The Division also concluded that robo-advisers cannot satisfy their fiduciary obligations unless they conduct ongoing due diligence of clients’ assets and provide a personalized structure, suggesting that investment recommendations do not meet the fiduciary standard if they are made only in response to a “brief questionnaire” completed by the client online. The Division doubted that robo-advisers are able to gather sufficient information to discharge their duties.
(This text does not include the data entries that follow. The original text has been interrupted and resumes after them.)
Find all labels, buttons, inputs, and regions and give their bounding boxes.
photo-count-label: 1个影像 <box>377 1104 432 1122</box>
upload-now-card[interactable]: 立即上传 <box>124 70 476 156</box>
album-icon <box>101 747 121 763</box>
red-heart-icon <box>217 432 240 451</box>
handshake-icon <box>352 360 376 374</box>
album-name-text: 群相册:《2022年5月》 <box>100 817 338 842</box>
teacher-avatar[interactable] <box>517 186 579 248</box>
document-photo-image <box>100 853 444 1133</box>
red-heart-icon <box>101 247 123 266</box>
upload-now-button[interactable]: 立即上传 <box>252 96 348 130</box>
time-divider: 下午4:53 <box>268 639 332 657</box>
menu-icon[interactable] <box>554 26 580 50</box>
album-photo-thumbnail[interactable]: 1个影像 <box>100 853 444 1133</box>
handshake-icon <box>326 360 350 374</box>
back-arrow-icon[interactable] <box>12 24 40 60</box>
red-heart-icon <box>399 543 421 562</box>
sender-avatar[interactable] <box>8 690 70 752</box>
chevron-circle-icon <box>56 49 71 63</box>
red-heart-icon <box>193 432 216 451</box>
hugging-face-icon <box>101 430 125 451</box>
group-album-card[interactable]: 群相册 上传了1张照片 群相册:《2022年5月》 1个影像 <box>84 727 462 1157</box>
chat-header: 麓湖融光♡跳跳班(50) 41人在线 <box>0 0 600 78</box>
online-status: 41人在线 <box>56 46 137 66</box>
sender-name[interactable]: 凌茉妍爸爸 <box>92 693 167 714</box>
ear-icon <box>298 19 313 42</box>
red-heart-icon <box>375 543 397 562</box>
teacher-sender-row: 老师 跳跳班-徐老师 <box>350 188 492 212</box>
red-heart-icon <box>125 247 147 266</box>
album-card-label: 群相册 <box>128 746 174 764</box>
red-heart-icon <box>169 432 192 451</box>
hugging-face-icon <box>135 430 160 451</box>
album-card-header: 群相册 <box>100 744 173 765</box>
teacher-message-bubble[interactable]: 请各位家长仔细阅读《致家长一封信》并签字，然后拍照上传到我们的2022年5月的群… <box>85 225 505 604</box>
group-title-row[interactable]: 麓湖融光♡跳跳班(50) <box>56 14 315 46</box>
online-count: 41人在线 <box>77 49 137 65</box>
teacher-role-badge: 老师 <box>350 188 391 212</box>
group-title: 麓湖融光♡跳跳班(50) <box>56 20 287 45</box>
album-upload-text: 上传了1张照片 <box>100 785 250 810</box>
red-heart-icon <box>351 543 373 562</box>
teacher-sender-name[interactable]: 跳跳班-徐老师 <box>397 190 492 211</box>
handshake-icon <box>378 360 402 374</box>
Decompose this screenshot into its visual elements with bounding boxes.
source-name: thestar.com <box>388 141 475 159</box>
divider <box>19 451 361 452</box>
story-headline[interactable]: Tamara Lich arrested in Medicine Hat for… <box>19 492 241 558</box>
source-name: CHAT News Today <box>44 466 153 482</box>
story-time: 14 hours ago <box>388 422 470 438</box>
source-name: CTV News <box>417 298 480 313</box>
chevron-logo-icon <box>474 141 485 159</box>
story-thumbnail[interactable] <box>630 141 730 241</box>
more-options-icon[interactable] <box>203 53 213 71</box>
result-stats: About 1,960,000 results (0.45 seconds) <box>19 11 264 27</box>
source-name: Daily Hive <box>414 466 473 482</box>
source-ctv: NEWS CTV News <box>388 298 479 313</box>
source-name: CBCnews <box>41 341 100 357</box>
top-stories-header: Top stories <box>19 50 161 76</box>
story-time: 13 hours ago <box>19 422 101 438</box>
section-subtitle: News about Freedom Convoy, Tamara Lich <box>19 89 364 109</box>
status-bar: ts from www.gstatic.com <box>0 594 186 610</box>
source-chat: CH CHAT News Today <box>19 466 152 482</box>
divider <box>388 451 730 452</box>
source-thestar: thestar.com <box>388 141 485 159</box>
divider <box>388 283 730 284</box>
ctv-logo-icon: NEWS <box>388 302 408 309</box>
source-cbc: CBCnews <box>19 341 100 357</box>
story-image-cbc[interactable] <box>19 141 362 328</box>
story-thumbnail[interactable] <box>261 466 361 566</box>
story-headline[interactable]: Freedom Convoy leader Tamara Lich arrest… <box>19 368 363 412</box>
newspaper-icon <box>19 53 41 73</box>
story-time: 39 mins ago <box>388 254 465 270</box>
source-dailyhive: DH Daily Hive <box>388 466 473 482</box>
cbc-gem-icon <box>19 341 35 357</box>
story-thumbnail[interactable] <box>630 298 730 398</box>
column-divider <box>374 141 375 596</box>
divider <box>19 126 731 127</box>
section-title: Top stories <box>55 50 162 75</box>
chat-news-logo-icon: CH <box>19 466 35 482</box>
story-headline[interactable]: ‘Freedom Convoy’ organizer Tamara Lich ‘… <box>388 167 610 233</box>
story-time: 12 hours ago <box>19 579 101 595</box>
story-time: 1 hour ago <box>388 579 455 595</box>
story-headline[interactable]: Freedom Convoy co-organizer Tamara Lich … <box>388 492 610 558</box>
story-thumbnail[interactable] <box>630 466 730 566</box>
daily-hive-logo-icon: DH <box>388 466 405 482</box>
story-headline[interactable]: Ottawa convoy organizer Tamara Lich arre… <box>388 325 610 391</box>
The Division also pointed to instances in which robo-advisers have attempted to disclaim their responsibility to provide financial planning or wealth management services, particularly with respect to the collection of information relating to the client’s overall assets maintained outside of the robo-adviser’s management. The Division believes that those assets directly impact the robo-adviser’s ability to provide personalized advice. It was not clear whether the Division’s conclusion was based upon a thorough survey of existing advisers or rather anecdotal evidence obtained from reviewing certain robo-advisers’ websites. Nevertheless, the Division did offer examples of certain provisions in the Investment Advisory Agreement of existing and popular robo-advisers that appear to impermissively disclaim the adviser’s fiduciary responsibilities to its client.
The Division also emphasized that the lack of personal interaction raises concerns about a robo-adviser’s ability to spot clients with diminished capacity or clients who are not capable of providing sufficiently accurate information from which an adviser may make a recommendation.
While the Policy Statement asserts that a client “would likely assume that the adviser would make reasonable efforts to become aware of the investor’s financial planning needs,” there is no support given for that conclusion and, indeed, it is extremely common in the investment adviser industry for asset managers to decline to provide overall financial planning services. Nothing in the Massachusetts Securities Act or the Investment Adviser Act of 1940 expressly obligates asset management advisers to provide comprehensive financial planning, but apparently the Division believes the duty to “become aware” of a client’s financial planning needs is within the scope of an adviser’s fiduciary duty.